After waiting around for more than two hours the haggard DESA Chemistry teacher who’d been sent to pick Alfie and Ethan up had gone off, hoping to find an airport official who might know why Ethan’s flight hadn’t arrived.
As soon as the teacher was out of sight, Alfie pulled his iPhone and called Amy.
‘Where the hell is he?’ Alfie asked. ‘Ethan should have been here at least two hours ago.’
Amy sounded flustered. ‘We tracked the flight transponder. The aircraft left the Kremlin on time. It stuck to the filed flight plan for forty-five minutes before deviating.’
‘Deviating?’ Alfie asked, sounding frustrated as he glanced back to make sure that the teacher was still out of sight.
‘Changing course,’ Amy explained. ‘It moved briefly into an air corridor used by the Russian military, then the transponder got switched off.’
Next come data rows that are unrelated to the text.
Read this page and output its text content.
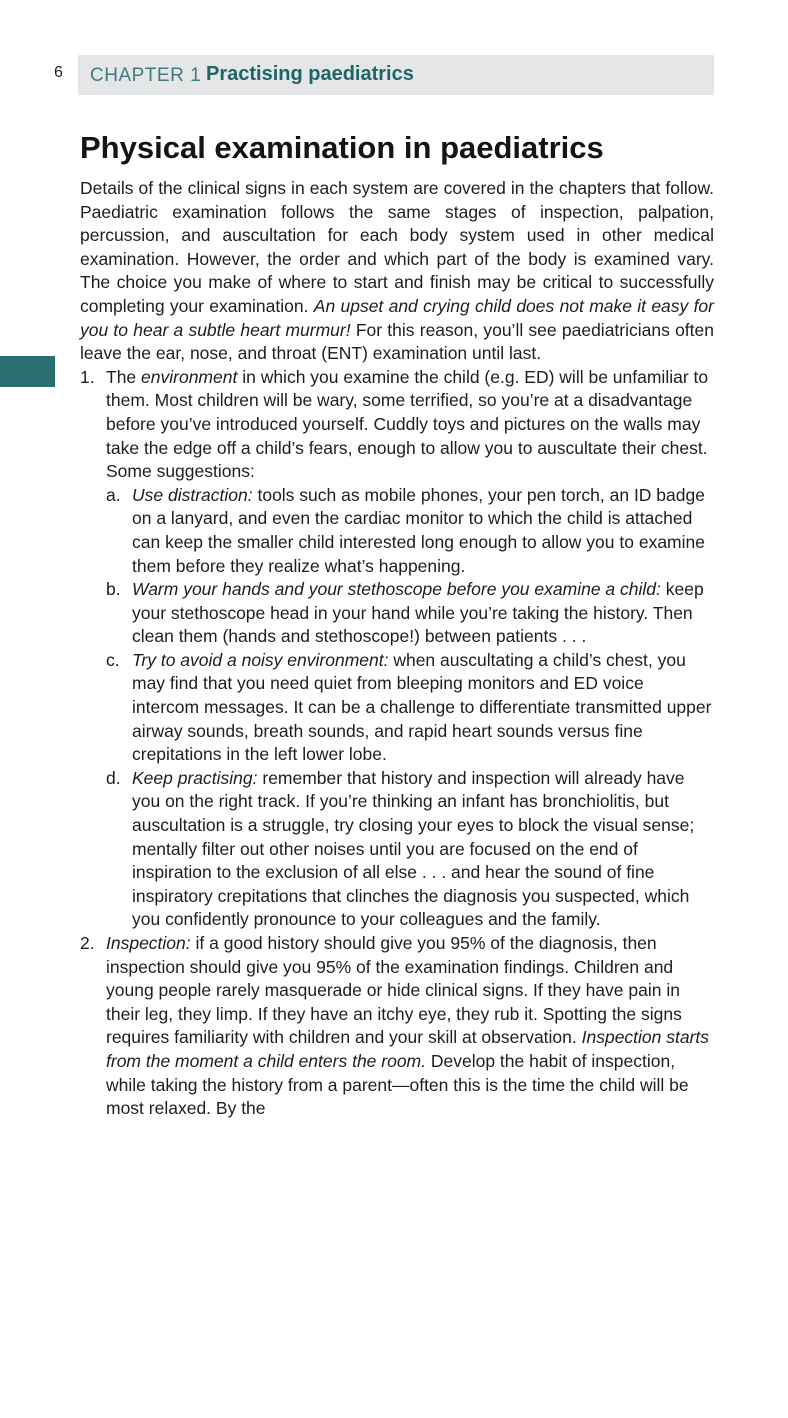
6 CHAPTER 1 Practising paediatrics
Physical examination in paediatrics

Details of the clinical signs in each system are covered in the chapters that follow. Paediatric examination follows the same stages of inspection, palpation, percussion, and auscultation for each body system used in other medical examination. However, the order and which part of the body is examined vary. The choice you make of where to start and finish may be critical to successfully completing your examination. An upset and crying child does not make it easy for you to hear a subtle heart murmur! For this reason, you’ll see paediatricians often leave the ear, nose, and throat (ENT) examination until last.

1. The environment in which you examine the child (e.g. ED) will be unfamiliar to them. Most children will be wary, some terrified, so you’re at a disadvantage before you’ve introduced yourself. Cuddly toys and pictures on the walls may take the edge off a child’s fears, enough to allow you to auscultate their chest. Some suggestions:
a. Use distraction: tools such as mobile phones, your pen torch, an ID badge on a lanyard, and even the cardiac monitor to which the child is attached can keep the smaller child interested long enough to allow you to examine them before they realize what’s happening.
b. Warm your hands and your stethoscope before you examine a child: keep your stethoscope head in your hand while you’re taking the history. Then clean them (hands and stethoscope!) between patients . . .
c. Try to avoid a noisy environment: when auscultating a child’s chest, you may find that you need quiet from bleeping monitors and ED voice intercom messages. It can be a challenge to differentiate transmitted upper airway sounds, breath sounds, and rapid heart sounds versus fine crepitations in the left lower lobe.
d. Keep practising: remember that history and inspection will already have you on the right track. If you’re thinking an infant has bronchiolitis, but auscultation is a struggle, try closing your eyes to block the visual sense; mentally filter out other noises until you are focused on the end of inspiration to the exclusion of all else . . . and hear the sound of fine inspiratory crepitations that clinches the diagnosis you suspected, which you confidently pronounce to your colleagues and the family.
2. Inspection: if a good history should give you 95% of the diagnosis, then inspection should give you 95% of the examination findings. Children and young people rarely masquerade or hide clinical signs. If they have pain in their leg, they limp. If they have an itchy eye, they rub it. Spotting the signs requires familiarity with children and your skill at observation. Inspection starts from the moment a child enters the room. Develop the habit of inspection, while taking the history from a parent—often this is the time the child will be most relaxed. By the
‘What, it disappeared from radar?’
‘Not radar,’ Amy explained. ‘Civilian aircraft have transponders that transmit an identity signal. It makes it easy for air traffic control and other pilots to know exactly where they are. You can even download apps to track civilian aircraft movements on your mobile. I’ve called my head office in Dallas and they’re trying to work out what has happened.’
‘Could the plane have crashed?’ Alfie asked. ‘Or made an emergency landing?’
‘That’s not impossible,’ Amy said. ‘But we know that the Aramovs have powerful connections inside the Russian Air Force and we suspect that the aircraft deliberately diverted into Russian military airspace. I’ve asked the United States Air Force to try and find out where the plane went using their radar or satellite logs, but the bottom line is, Ethan Aramov won’t be arriving in Sharjah any time soon.’